By Olivia Seecof
Professors, families, students and community members were all in attendance at the September 11th Tenth Anniversary Remembrance Ceremony, with an overflow of attendees sitting in the aisles and standing behind the seats.
The September 11th Planning Committee, originated by Dean of Students Amy Badal, began work on this week’s commemorative events last spring. The events included many community service opportunities and a commemorative ceremony.
Student speakers gave accounts of what the attacks and aftermath meant to them. “Ten years later, it is still as important as ever to always remember those we lost on that day and to continue to work together to make the world a better place,” Isabelle Catalano ’12 said in her speech.
Many of the students on the committee were interns at the non-profit VOICES of September 11 headquarters. VOICES of September 11th, provides information and support services, as well as annual commemorative events for the families, rescue workers and survivors of the Sept. 11 attacks. The organization, founded by Mary Fetchet, mother of a University alum who perished in the attacks, promotes public policy reform on prevention, preparedness and response to terrorism by building bridges among communities that have been affected by terrorism all over the world.
Students sold t-shirts, handed out pins and signed a personalized flag.
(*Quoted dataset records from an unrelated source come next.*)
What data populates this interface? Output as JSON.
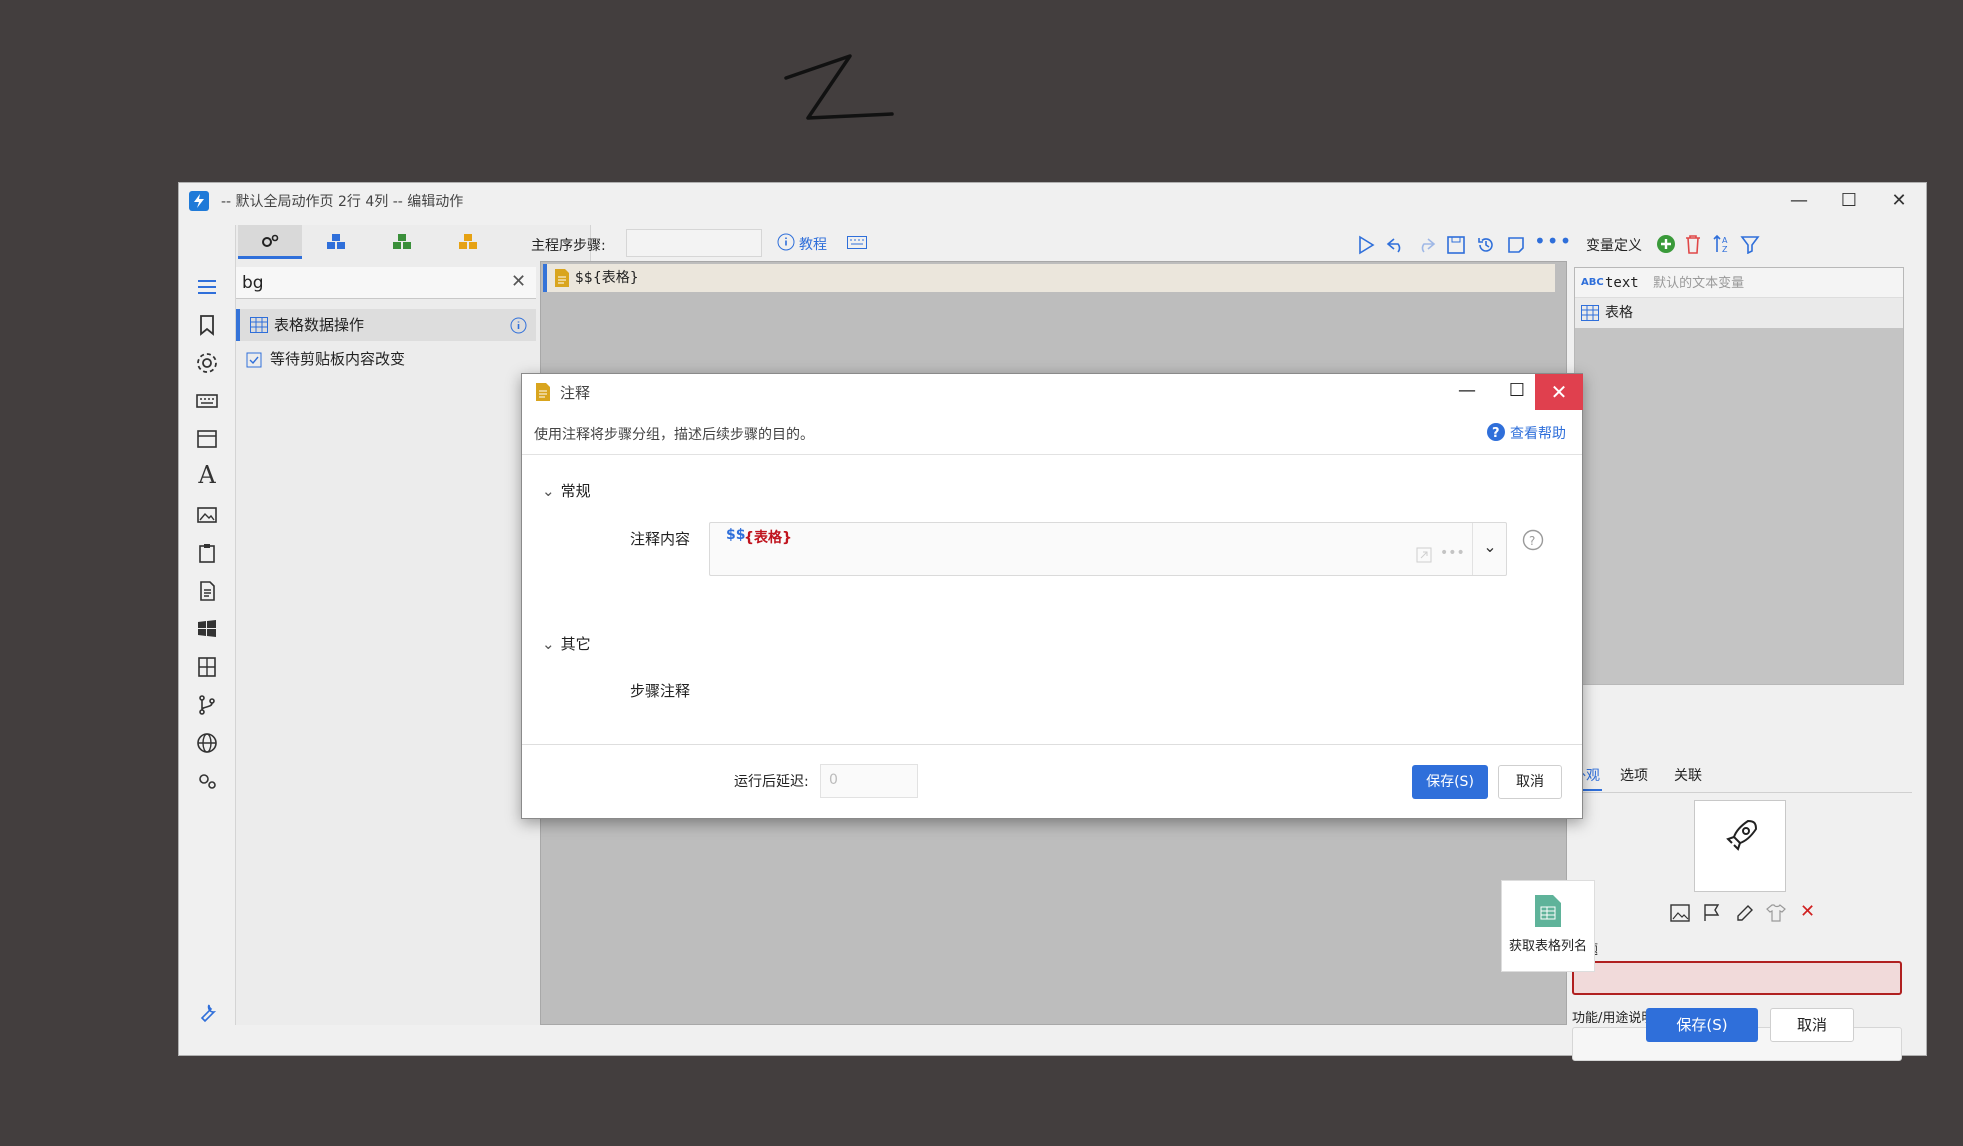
{
  "window": {
    "title": "-- 默认全局动作页 2行 4列 -- 编辑动作",
    "controls": [
      "minimize",
      "maximize",
      "close"
    ]
  },
  "left_panel": {
    "search_value": "bg",
    "items": [
      {
        "label": "表格数据操作",
        "selected": true
      },
      {
        "label": "等待剪贴板内容改变",
        "selected": false
      }
    ]
  },
  "center": {
    "main_steps_label": "主程序步骤:",
    "tutorial_label": "教程",
    "step_text": "$${表格}"
  },
  "right_panel": {
    "var_def_label": "变量定义",
    "vars": [
      {
        "type": "ABC",
        "name": "text",
        "desc": "默认的文本变量"
      },
      {
        "type": "table",
        "name": "表格",
        "desc": ""
      }
    ],
    "tabs": [
      "外观",
      "选项",
      "关联"
    ],
    "title_label": "标题",
    "desc_label": "功能/用途说明",
    "save_label": "保存(S)",
    "cancel_label": "取消"
  },
  "dialog": {
    "title": "注释",
    "description": "使用注释将步骤分组，描述后续步骤的目的。",
    "help_label": "查看帮助",
    "section_general": "常规",
    "field_label": "注释内容",
    "field_value_prefix": "$$",
    "field_value_var": "{表格}",
    "section_other": "其它",
    "step_note_label": "步骤注释",
    "delay_label": "运行后延迟:",
    "delay_placeholder": "0",
    "save_label": "保存(S)",
    "cancel_label": "取消"
  },
  "tooltip": {
    "label": "获取表格列名"
  },
  "colors": {
    "accent": "#2f6fda",
    "close_red": "#e0404e",
    "variable_red": "#c0141e",
    "background": "#433e3e"
  }
}
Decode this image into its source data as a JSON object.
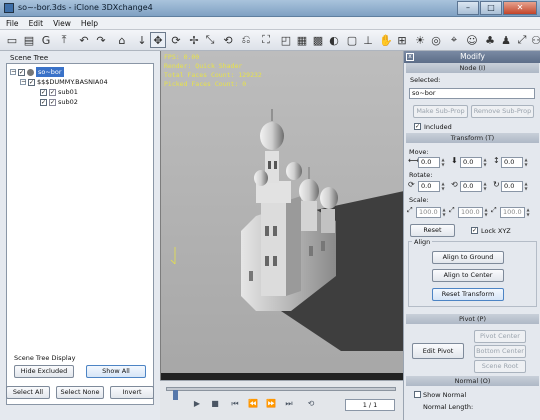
{
  "window": {
    "title": "so~-bor.3ds - iClone 3DXchange4",
    "minimize": "–",
    "maximize": "□",
    "close": "✕"
  },
  "menu": [
    "File",
    "Edit",
    "View",
    "Help"
  ],
  "toolbar_icons": [
    "open-icon",
    "save-icon",
    "g-icon",
    "export-icon",
    "undo-icon",
    "redo-icon",
    "home-icon",
    "down-arrow-icon",
    "move-icon",
    "rotate-icon",
    "move-icon",
    "scale-icon",
    "orbit-icon",
    "undo-view-icon",
    "fit-icon",
    "select-icon",
    "grid-icon",
    "checker-icon",
    "sphere-icon",
    "box-icon",
    "axis-icon",
    "pan-icon",
    "zoom-fit-icon",
    "light-icon",
    "camera-icon",
    "pin-icon",
    "avatar-icon",
    "tree-icon",
    "dummy-icon",
    "move-list-icon",
    "bone-icon"
  ],
  "toolbar_glyphs": [
    "▭",
    "▤",
    "G",
    "⤒",
    "↶",
    "↷",
    "⌂",
    "↓",
    "✥",
    "⟳",
    "✢",
    "⤡",
    "⟲",
    "⎌",
    "⛶",
    "◰",
    "▦",
    "▩",
    "◐",
    "▢",
    "⊥",
    "✋",
    "⊞",
    "☀",
    "◎",
    "⌖",
    "☺",
    "♣",
    "♟",
    "⤢",
    "⚇"
  ],
  "scene_tree": {
    "header": "Scene Tree",
    "items": [
      {
        "label": "so~bor",
        "level": 0,
        "checked": true,
        "selected": true
      },
      {
        "label": "$$$DUMMY.BASNIA04",
        "level": 1,
        "checked": true,
        "selected": false
      },
      {
        "label": "sub01",
        "level": 2,
        "checked": true,
        "selected": false
      },
      {
        "label": "sub02",
        "level": 2,
        "checked": true,
        "selected": false
      }
    ],
    "display_label": "Scene Tree Display",
    "hide_excluded": "Hide Excluded",
    "show_all": "Show All",
    "select_all": "Select All",
    "select_none": "Select None",
    "invert": "Invert"
  },
  "viewport": {
    "fps": "FPS: 0.00",
    "render": "Render: Quick Shader",
    "total_faces": "Total Faces Count: 129232",
    "picked_faces": "Picked Faces Count: 0",
    "model": "Orthodox church 3D model with onion domes"
  },
  "timeline": {
    "frame": "1 / 1",
    "buttons": [
      "▶",
      "■",
      "⏮",
      "⏪",
      "⏩",
      "⏭",
      "⟲"
    ]
  },
  "modify": {
    "title": "Modify",
    "node_section": "Node (I)",
    "selected_label": "Selected:",
    "selected_value": "so~bor",
    "make_subprop": "Make Sub-Prop",
    "remove_subprop": "Remove Sub-Prop",
    "included": "Included",
    "transform_section": "Transform (T)",
    "move_label": "Move:",
    "move": [
      "0.0",
      "0.0",
      "0.0"
    ],
    "rotate_label": "Rotate:",
    "rotate": [
      "0.0",
      "0.0",
      "0.0"
    ],
    "scale_label": "Scale:",
    "scale": [
      "100.0",
      "100.0",
      "100.0"
    ],
    "reset": "Reset",
    "lock_xyz": "Lock XYZ",
    "align_label": "Align",
    "align_ground": "Align to Ground",
    "align_center": "Align to Center",
    "reset_transform": "Reset Transform",
    "pivot_section": "Pivot (P)",
    "edit_pivot": "Edit Pivot",
    "pivot_center": "Pivot Center",
    "bottom_center": "Bottom Center",
    "scene_root": "Scene Root",
    "normal_section": "Normal (O)",
    "show_normal": "Show Normal",
    "normal_length": "Normal Length:"
  },
  "colors": {
    "viewport_bg": "#bcbcbc",
    "overlay_text": "#e7e24a",
    "selection": "#3a72c8",
    "panel_header": "#5c6d88"
  }
}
“After working at VOICES of September 11th this summer with Megan Lenihan, I was happy to get involved with the planning committee,” said Alison Dyott ’14, one of the committee members.
The week of community service events gave campus members the opportunity to serve others while remembering and reflecting on the September 11 attacks.
“Doing service for 9/11 helps to honor those that were lost and those who rose to serve in response to the attacks,” said Lynn Pierson, assistant director for community service.
Service opportunities included volunteering at the Red Cross, painting and scraping the fence at the Lewisburg Cemetery and blanket-making for local children in need.
“In the wake of the flooding this area experienced, we were able to send some volunteers to the Red Cross to assist with different efforts that would help those affected. In addition, the blankets will greatly benefit area children and families that may have lost their belongings due to flooding,” Pierson said.
The Bucknell University Conservatives Club placed flags lining the field outside of the uphill Elaine Langone Center. It is their tradition to place 2,996 flags every year. University students crafted a large American flag to be hung in the Elaine Langone Center Hearth Space. Students could sign their name or write a memory on this flag to demonstrate the tie each one of us has to the September 11 events.
While the event was originally supposed to take place on the science quad, weather forced it into Trout Auditorium. The Rooke Chapel Choir opened the ceremony and committee member Megan Lenihan ’13 and Rabbi Serena Fujita gave opening remarks. President John Bravman gave remarks full of inspiration, understanding and comfort.
“As a New Yorker, I never felt more like a New Yorker than I did that day,” Bravman said.
Phil Kim ’12 presented a replica of a plaque that will be placed in the Memorial Garden located east of Rooke Chapel.
“It was really nice to see the campus community come out to support each other,” Kaitlyn Utkewicz ’14 said.
Biographies of four University alumni who died in the attacks were read by current students. These alumni were Bonnie Shihadeh Smithwick ’68, Keith Coleman ’90, Mark McGinley ’97 and Brad Fetchet ’99.
Beyond Unison concluded the ceremony with a performance of Jimmy Eat World’s “Hear You Me.”
“Overall, I thought the ceremony was beautiful. Way more people showed up than expected which really shows how much Bucknell students care,” Dyott said.